Monday, July 09, 2007

The Opposite of the Height of Hypocrisy

“You keep using that word. I do not think it means what you think it means.”
—Inigo Montoya, The Princess Bride

And today, class, that word is “hypocritical,” a word most popular with people who have only the slightest inkling of its definition.

I happen to have an example right here, because it’d be a pretty short post if I didn’t. This observation was posted in the comments section at the Rolling Stone website’s coverage of last weekend’s Live Earth series of concerts:

I thought Gore said that people need to use less energy and depend on fuel less to help put a stop to global warming. So lets put together a set of concerts that use tons of lights, problably the amount of electricty it takes to power several towns. Also, How did the artists get to these concerts? They had to take jets and then either a car or a bus to get to these venues. These concerts were so hypocritical, it just further proves how stupid some of these artist really are.

This comment comes from someone named Teabag, who lives by the old axiom that spelling, punctuation, and subject/verb agreement don’t matter on the internet, though of course he’s hardly the only member of that club. Teabag says it’s hypocritical for people who want to raise awareness about global warming to use any energy at all in their attempt to spread the word.

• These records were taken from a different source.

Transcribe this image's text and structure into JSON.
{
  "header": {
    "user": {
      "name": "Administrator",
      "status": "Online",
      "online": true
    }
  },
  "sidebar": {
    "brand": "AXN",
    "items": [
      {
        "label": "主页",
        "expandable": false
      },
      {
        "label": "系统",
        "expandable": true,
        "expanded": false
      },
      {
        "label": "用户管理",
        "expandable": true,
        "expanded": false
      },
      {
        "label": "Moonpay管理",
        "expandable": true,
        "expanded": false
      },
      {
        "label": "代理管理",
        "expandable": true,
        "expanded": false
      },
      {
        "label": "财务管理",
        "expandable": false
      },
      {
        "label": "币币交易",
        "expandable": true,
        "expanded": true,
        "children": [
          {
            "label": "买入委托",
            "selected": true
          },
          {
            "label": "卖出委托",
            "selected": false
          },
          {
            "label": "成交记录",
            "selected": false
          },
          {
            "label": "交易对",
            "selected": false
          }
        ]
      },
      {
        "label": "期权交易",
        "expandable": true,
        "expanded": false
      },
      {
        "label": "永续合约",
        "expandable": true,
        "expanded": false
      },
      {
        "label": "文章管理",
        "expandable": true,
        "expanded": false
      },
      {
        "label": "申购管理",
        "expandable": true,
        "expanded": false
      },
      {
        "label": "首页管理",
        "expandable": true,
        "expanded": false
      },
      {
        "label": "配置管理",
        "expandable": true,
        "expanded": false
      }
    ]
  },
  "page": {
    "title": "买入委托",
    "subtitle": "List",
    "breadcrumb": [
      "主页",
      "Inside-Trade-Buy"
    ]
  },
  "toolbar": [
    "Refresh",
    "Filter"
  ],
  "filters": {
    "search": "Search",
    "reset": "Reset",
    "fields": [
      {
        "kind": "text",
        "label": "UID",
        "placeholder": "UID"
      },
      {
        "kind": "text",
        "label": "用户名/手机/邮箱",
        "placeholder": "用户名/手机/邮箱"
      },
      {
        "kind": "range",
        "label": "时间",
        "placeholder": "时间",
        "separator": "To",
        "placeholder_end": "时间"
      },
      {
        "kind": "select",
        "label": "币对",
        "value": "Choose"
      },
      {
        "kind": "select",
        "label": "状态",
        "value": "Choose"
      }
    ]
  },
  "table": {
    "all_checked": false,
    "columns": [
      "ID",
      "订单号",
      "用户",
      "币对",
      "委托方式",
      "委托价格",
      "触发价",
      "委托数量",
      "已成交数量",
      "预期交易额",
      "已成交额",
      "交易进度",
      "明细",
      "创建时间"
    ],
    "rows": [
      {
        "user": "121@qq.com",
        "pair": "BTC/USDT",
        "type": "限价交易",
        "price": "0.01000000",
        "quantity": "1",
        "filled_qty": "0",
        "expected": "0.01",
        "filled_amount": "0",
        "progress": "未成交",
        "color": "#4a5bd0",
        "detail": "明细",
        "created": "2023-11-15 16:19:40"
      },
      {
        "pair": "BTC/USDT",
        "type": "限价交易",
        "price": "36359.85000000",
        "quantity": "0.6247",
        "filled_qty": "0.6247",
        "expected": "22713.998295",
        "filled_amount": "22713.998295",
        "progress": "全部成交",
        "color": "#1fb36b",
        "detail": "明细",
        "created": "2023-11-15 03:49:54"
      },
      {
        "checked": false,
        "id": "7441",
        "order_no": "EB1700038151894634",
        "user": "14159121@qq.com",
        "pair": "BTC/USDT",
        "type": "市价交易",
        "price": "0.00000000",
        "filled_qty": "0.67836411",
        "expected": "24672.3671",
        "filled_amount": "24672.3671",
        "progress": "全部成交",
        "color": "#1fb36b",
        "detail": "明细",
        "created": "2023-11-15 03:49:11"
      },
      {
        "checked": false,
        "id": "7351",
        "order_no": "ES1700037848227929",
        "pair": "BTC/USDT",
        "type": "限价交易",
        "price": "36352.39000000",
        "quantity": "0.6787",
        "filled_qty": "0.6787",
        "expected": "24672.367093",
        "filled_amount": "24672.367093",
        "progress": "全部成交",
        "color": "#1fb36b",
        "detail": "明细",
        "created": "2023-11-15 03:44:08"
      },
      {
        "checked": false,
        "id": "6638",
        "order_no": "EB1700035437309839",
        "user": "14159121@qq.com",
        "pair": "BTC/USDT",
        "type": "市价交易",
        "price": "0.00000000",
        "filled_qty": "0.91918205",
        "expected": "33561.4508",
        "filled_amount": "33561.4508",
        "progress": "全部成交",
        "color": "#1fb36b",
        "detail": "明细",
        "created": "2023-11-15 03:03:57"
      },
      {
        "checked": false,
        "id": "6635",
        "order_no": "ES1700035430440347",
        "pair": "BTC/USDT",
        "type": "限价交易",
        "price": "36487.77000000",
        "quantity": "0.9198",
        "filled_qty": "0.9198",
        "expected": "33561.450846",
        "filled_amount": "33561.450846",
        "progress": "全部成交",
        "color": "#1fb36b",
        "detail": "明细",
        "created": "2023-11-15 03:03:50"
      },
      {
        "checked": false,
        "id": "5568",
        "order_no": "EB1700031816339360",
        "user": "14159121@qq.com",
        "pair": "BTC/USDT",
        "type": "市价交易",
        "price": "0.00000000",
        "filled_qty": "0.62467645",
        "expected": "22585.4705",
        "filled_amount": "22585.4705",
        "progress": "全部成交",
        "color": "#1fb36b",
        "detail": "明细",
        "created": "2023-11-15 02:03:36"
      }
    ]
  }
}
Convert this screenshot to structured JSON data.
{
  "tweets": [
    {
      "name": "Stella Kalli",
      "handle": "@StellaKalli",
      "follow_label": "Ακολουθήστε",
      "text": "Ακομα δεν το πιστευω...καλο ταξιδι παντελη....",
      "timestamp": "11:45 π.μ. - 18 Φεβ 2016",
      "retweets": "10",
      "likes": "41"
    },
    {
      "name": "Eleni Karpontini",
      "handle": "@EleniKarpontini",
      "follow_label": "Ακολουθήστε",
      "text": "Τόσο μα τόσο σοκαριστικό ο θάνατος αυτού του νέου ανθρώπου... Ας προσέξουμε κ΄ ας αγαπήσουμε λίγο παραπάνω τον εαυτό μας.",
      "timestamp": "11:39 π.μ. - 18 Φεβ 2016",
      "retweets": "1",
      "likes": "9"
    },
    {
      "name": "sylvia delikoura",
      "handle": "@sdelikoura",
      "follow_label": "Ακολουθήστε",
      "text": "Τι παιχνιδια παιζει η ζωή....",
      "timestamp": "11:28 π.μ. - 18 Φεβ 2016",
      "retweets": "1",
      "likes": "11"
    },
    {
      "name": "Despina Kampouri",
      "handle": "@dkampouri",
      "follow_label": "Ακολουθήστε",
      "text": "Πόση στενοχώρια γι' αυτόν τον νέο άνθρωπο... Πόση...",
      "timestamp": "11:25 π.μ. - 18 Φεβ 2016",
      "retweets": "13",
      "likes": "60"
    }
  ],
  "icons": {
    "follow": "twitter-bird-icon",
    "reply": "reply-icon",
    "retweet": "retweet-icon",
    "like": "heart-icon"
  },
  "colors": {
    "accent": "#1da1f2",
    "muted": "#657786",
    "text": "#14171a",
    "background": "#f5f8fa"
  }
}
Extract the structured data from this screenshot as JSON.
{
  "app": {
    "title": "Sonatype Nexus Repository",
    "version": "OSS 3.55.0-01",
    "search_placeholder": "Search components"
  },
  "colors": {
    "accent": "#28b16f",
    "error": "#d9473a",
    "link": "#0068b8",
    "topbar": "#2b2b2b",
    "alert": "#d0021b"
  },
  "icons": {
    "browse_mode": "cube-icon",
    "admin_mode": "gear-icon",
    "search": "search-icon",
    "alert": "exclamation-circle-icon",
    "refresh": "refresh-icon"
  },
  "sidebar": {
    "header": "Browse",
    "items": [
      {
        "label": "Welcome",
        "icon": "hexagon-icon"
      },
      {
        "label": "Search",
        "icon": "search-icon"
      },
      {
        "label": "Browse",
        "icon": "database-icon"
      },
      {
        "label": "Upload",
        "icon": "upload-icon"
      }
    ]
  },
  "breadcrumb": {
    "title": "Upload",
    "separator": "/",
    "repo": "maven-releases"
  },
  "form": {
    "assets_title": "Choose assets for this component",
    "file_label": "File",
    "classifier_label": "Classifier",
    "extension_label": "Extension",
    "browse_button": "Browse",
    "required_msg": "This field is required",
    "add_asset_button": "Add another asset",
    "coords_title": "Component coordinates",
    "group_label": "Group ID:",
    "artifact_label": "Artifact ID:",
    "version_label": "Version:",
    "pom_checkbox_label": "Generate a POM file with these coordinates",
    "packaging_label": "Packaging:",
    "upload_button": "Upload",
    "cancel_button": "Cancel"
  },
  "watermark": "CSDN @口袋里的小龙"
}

Now, I suppose it’s possible that the old Teebster actually means what he says, that he’s opposed on general principle to large well-lit gatherings to which the attendees traveled on anything other than bicycles. He might well walk to work, reuse the same brown bag for his lunch day after day, and use a hamster-powered generator to fire up his laptop long enough to rail against the wasteful ways of those jet-takin’ musicians.

But that doesn’t seem likely, does it? No, Teabag seems more like one of those global-warming deniers whose favorite talk-radio guy told him it was a hoax and gave him a few talking points for doing battle with us bleeding-heart do-gooders. (“One of the concerts was in Antarctica, which, if you liberals haven’t noticed, is covered in snow year round—some global warming, huh?!”) Teabag also shows his true colors by trotting out that old standby of the pretend-confused: “But I thought Al Gore said people need to use less energy!” (You can get away with the “But I thought you said” ploy until you’re about six years old. After that people know you’re fibbing.)

And of course, there’s the hypocrisy angle. Concerts involving “tons of lights,” or gatherings where people have to come by jet or bus, are okay as long as nobody involved states a political view that conflicts with those Teabag holds dear. The poor guy can’t get his head around the fact that people who understand how important it is to raise awareness of global warming would actually make an effort to raise awareness of global warming. Each musician could have stayed home, played songs on the front porch, and relied on his or her neighbors to pass the word along, but somehow the concert organizers thought it might be more effective to reach, oh, two billion people at once.

I think that’s the part that bothers old Teabag. Whatever energy was spent on producing the Live Earth concerts will be counteracted in the long run as more and more people get the message and adjust their lifestyles. That’s how raising awareness works, and there’s nothing hypocritical about it.